KERNEL = zeros(imSize(1), imSize(2), size(kernel,3), size(kernel,4));
for n=1:size(kernel,4)
    KERNEL(:,:,:,n) = (ifft2c(zpad(conj(kernel)*sqrt(imSize(1)*imSize(2)), ...
        [imSize(1), imSize(2), size(kernel,3)])));
end

By using the shift properties of the Fourier transform, We can show that:

\[\begin{equation} \begin{split} ifft(ifftshift(x))[m] = e^{i2\pi \frac{m}{N} (2\lceil N/2\rceil -1)} fft(ifftshift(x^*_{rev})) \end{split} \end{equation}\]

where $x^*_{rev}$ is the conjugate of the reversed signal $x$. If $N$ is odd, our implementation is equivalent to the kernel flipping operation. However, if $N$ is even, there exists a linear phase term $e^{-i2\pi \frac{m}{N}}$ between the two methods.

I am still investigating the differences between the two methods. However, based on the assumptions in the original paper, I ended up with algorithmic steps that, for unknown reasons, do not match those in other offical implementaions such as bart.
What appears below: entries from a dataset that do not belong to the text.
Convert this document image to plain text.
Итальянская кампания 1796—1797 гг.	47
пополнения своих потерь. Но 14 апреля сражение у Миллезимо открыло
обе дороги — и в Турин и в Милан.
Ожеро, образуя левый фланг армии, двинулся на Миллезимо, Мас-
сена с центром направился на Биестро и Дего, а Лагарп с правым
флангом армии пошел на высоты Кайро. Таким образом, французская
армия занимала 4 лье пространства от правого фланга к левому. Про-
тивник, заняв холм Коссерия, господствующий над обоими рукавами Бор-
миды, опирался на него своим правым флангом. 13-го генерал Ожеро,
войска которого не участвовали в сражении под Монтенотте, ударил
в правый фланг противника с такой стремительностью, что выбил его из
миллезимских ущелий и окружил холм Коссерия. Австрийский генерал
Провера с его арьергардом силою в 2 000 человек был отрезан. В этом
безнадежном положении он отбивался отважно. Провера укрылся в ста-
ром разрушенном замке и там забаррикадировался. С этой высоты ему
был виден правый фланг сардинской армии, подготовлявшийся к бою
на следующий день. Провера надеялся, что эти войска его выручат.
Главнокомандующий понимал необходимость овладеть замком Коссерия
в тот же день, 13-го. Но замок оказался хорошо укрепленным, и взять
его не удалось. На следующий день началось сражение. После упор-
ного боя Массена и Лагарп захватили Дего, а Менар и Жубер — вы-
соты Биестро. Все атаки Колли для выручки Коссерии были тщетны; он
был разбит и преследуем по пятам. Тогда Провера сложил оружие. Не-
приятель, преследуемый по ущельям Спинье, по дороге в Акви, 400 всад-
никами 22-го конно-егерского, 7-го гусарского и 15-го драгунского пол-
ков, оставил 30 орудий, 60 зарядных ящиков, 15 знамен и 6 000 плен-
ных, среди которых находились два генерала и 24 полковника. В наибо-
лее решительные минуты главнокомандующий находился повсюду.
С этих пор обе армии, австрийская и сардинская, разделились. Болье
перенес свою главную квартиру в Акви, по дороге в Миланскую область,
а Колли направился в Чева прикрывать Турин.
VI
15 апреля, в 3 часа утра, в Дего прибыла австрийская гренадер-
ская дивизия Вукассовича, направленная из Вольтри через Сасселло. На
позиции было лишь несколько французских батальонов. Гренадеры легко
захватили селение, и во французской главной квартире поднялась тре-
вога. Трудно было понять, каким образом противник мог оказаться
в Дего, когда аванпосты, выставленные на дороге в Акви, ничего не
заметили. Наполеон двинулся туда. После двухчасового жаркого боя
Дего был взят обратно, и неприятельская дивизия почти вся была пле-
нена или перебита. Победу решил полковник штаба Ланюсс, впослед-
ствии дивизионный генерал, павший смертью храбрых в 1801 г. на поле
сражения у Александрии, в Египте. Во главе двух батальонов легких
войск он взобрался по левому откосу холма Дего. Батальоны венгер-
I believe Professor Haldar’s linear-predictability framework may help explain the discrepancy here. In that work, the authors present a connection between ESPIRiT and the nullspace algorithm direclty, but without providing a proof. Surprisingly, one of their acceleration techniques(Section IV, Part C) is quite similar to my relative shift trick in equation (18). I plan to explore the underlying mathematical relationships in my following posts.